Para voltarmos a crescer de forma dinâmica e sustentável são necessárias, por um lado, medidas que estimulem a demanda efetiva (consumo, investimento – público e privado – e exportações líquidas). Para tanto, são fundamentais:
(i) política monetária expansionista, sem descuidar, contudo, do processo inflacionário, predominantemente sensível à geração de empregos;
(ii) expansão do volume de crédito e regulação dos juros de mercado, pois, infelizmente, a despeito da positiva redução da taxa Selic, essencial para a diminuição do fluxo de rolagem da dívida pública e, por conseguinte, queda do déficit financeiro do setor público, os juros praticados no sistema financeiro continuam proibitivos;
(iii) ajuste fiscal conduzido pela ótica da responsabilidade fiscal e não pela lógica da austeridade fiscal – em outras palavras, adoção de políticas fiscais contracíclicas, principalmente quando haja espaços fiscais, decorrentes tanto da queda dos juros quanto dos aumentos das receitas extraordinárias, para a realização de investimentos públicos e políticas sociais;
(iv) reforma tributária justa e eficiente – atualmente 76,0% da carga tributária incide sobre consumo e salário e 24,0% incide sobre renda, propriedade e movimentação financeira;
(v) política industrial que incentive a absorção das mudanças tecnológicas em curso na economia mundial e que faça o cacthing up da economia brasileira ao padrão internacional, permitindo criar um contexto no qual o Brasil possa incorporar inovações tecnológicas em setores relevantes e atrair investimentos diretos estrangeiros que propiciem agregar valor às exportações.
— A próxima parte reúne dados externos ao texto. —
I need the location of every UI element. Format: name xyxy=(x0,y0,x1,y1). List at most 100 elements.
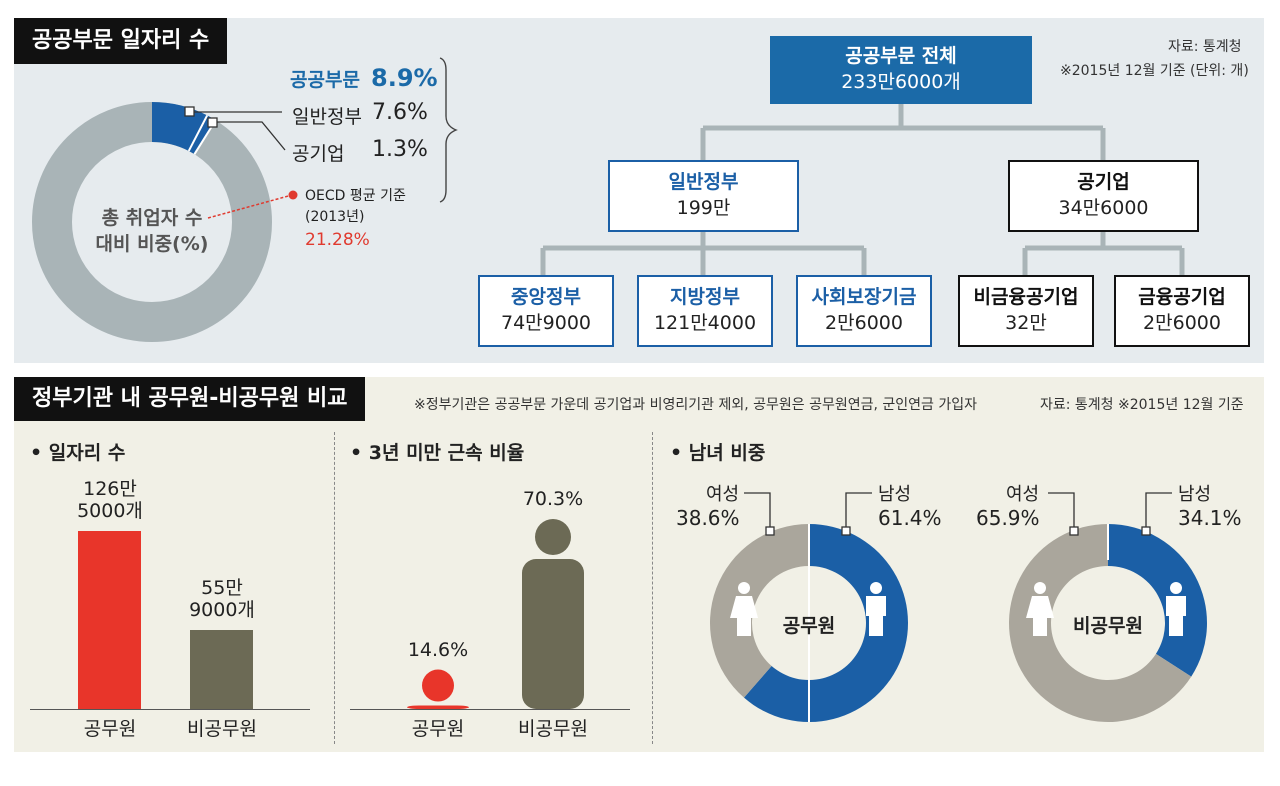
org-root: 공공부문 전체 233만6000개 xyxy=(770,36,1032,104)
jobs-bar-nonofficials xyxy=(190,630,253,709)
gender1-female-label: 여성 xyxy=(706,484,740,505)
divider xyxy=(334,432,335,744)
oecd-line2: (2013년) xyxy=(305,209,365,225)
leader-marker xyxy=(765,526,775,536)
tenure-bar-nonofficials xyxy=(522,559,584,709)
tenure-xlabel-nonofficials: 비공무원 xyxy=(518,718,588,740)
org-central-value: 74만9000 xyxy=(500,312,591,334)
org-corp-title: 공기업 xyxy=(1077,171,1130,194)
gov-pct: 7.6% xyxy=(372,100,428,125)
org-corp-value: 34만6000 xyxy=(1058,197,1149,219)
gender2-center: 비공무원 xyxy=(1073,615,1143,637)
gender1-center: 공무원 xyxy=(782,615,836,637)
org-root-value: 233만6000개 xyxy=(841,71,961,93)
tenure-chart xyxy=(407,519,584,709)
donut-separator xyxy=(187,114,209,152)
org-connectors xyxy=(540,104,1185,276)
leader-female-2 xyxy=(1048,492,1075,528)
org-local: 지방정부 121만4000 xyxy=(637,275,773,347)
brace xyxy=(439,57,458,203)
gov-label: 일반정부 xyxy=(292,106,362,128)
org-social: 사회보장기금 2만6000 xyxy=(796,275,932,347)
leader-marker xyxy=(184,106,195,117)
jobs-value-nonofficials: 55만 9000개 xyxy=(172,577,272,622)
org-social-value: 2만6000 xyxy=(825,312,903,334)
donut-center-label: 총 취업자 수 대비 비중(%) xyxy=(92,206,212,257)
org-local-value: 121만4000 xyxy=(653,312,757,334)
jobs-value-officials-line1: 126만 xyxy=(83,478,137,500)
divider xyxy=(652,432,653,744)
tenure-baseline xyxy=(350,709,630,710)
gender2-male-pct: 34.1% xyxy=(1178,506,1242,530)
gender1-female-segment xyxy=(710,524,809,698)
public-label: 공공부문 xyxy=(290,69,360,91)
tenure-value-officials: 14.6% xyxy=(407,638,469,661)
gender1-female-pct: 38.6% xyxy=(676,506,740,530)
org-gov-title: 일반정부 xyxy=(668,171,739,194)
gender2-female-label: 여성 xyxy=(1006,484,1040,505)
gender-heading: • 남녀 비중 xyxy=(670,442,766,464)
leader-male-1 xyxy=(845,492,872,528)
org-fin-title: 금융공기업 xyxy=(1138,286,1226,309)
male-icon xyxy=(1166,582,1186,636)
oecd-pct: 21.28% xyxy=(305,230,370,250)
gender2-male-label: 남성 xyxy=(1178,484,1212,505)
leader-marker xyxy=(207,117,218,128)
jobs-xlabel-officials: 공무원 xyxy=(83,718,137,740)
org-central-title: 중앙정부 xyxy=(511,286,581,309)
org-local-title: 지방정부 xyxy=(670,286,740,309)
gender2-female-segment xyxy=(1008,524,1192,723)
tenure-bar-officials xyxy=(407,705,469,709)
public-total: 공공부문 8.9% xyxy=(290,64,438,92)
gender1-male-pct: 61.4% xyxy=(878,506,942,530)
leader-marker xyxy=(1141,526,1151,536)
corp-pct: 1.3% xyxy=(372,137,428,162)
org-corp: 공기업 34만6000 xyxy=(1008,160,1199,232)
public-sector-donut xyxy=(32,57,458,342)
org-fin: 금융공기업 2만6000 xyxy=(1114,275,1250,347)
jobs-xlabel-nonofficials: 비공무원 xyxy=(187,718,257,740)
leader-female-1 xyxy=(744,492,771,528)
org-nonfin-title: 비금융공기업 xyxy=(973,286,1079,309)
tenure-head-officials xyxy=(422,669,454,702)
jobs-value-officials-line2: 5000개 xyxy=(77,499,143,522)
oecd-leader xyxy=(207,194,293,219)
org-fin-value: 2만6000 xyxy=(1143,312,1221,334)
jobs-heading: • 일자리 수 xyxy=(30,442,126,464)
donut-center-line1: 총 취업자 수 xyxy=(101,207,203,229)
gender2-male-segment xyxy=(1108,524,1207,677)
oecd-marker xyxy=(288,190,298,200)
oecd-line1: OECD 평균 기준 xyxy=(305,188,406,204)
top-title: 공공부문 일자리 수 xyxy=(14,18,228,64)
donut-center-line2: 대비 비중(%) xyxy=(95,232,209,255)
female-icon xyxy=(1026,582,1054,636)
org-social-title: 사회보장기금 xyxy=(811,286,917,309)
jobs-baseline xyxy=(30,709,310,710)
gender1-male-label: 남성 xyxy=(878,484,912,505)
gender1-male-segment xyxy=(743,524,909,722)
corp-label: 공기업 xyxy=(292,143,345,165)
org-root-title: 공공부문 전체 xyxy=(845,45,957,68)
bottom-title: 정부기관 내 공무원-비공무원 비교 xyxy=(14,377,366,421)
tenure-heading: • 3년 미만 근속 비율 xyxy=(350,442,525,464)
male-icon xyxy=(866,582,886,636)
leader-marker xyxy=(1069,526,1079,536)
leader-male-2 xyxy=(1145,492,1172,528)
org-nonfin: 비금융공기업 32만 xyxy=(958,275,1094,347)
leader-marker xyxy=(841,526,851,536)
tenure-xlabel-officials: 공무원 xyxy=(411,718,465,740)
org-nonfin-value: 32만 xyxy=(1005,312,1047,334)
jobs-bar-officials xyxy=(78,531,141,709)
bottom-source: 자료: 통계청 ※2015년 12월 기준 xyxy=(1040,397,1244,413)
bottom-footnote: ※정부기관은 공공부문 가운데 공기업과 비영리기관 제외, 공무원은 공무원연… xyxy=(414,397,978,413)
gender2-female-pct: 65.9% xyxy=(976,506,1040,530)
jobs-value-nonofficials-line1: 55만 xyxy=(201,577,243,600)
top-basis: ※2015년 12월 기준 (단위: 개) xyxy=(1060,63,1249,79)
female-icon xyxy=(730,582,758,636)
tenure-head-nonofficials xyxy=(535,519,571,555)
jobs-value-nonofficials-line2: 9000개 xyxy=(189,599,255,622)
top-source: 자료: 통계청 xyxy=(1168,39,1242,55)
org-gov: 일반정부 199만 xyxy=(608,160,799,232)
tenure-value-nonofficials: 70.3% xyxy=(522,488,584,510)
Obviamente, esta política não é de free money, pois deve haver fiscalização constante do Estado e metas de médio prazo colocadas às empresas beneficiadas;
(vi) política de recuperação do poder de compra, em termos reais, do salário mínimo; (vii) regime cambial que permita uma taxa de câmbio real estável e competitiva, objetivando promover a lucratividade das atividades dos bens comercializáveis e prover os incentivos para as firmas investirem e expandirem a produção e o emprego;
(viii) política comercial que vá muito além das relações bilaterais, atualmente focadas nos Estados Unidos.
Por outro lado, não se pode negligenciar o lado da oferta e, portanto, enfrentar os bottlenecks da nossa economia, entre os quais, (i) o déficit previdenciário, uma vez que o Brasil está perdendo o bônus demográfico, (ii) o atraso tecnológico, devido à baixa relação P&D/PIB – atualmente cerca de 1,3% – e (iii) a precária infraestrutura que afeta a produtividade da economia.
Por fim, é importante ressaltar que medidas de demanda efetiva e de oferta exigem coordenação, exercício político e um Estado ativo e dinâmico, elementos que são imprescindíveis em qualquer consecução de uma agenda econômica, mesmo para aquelas, como a do atual Governo, que propõem o desmonte do próprio Estado.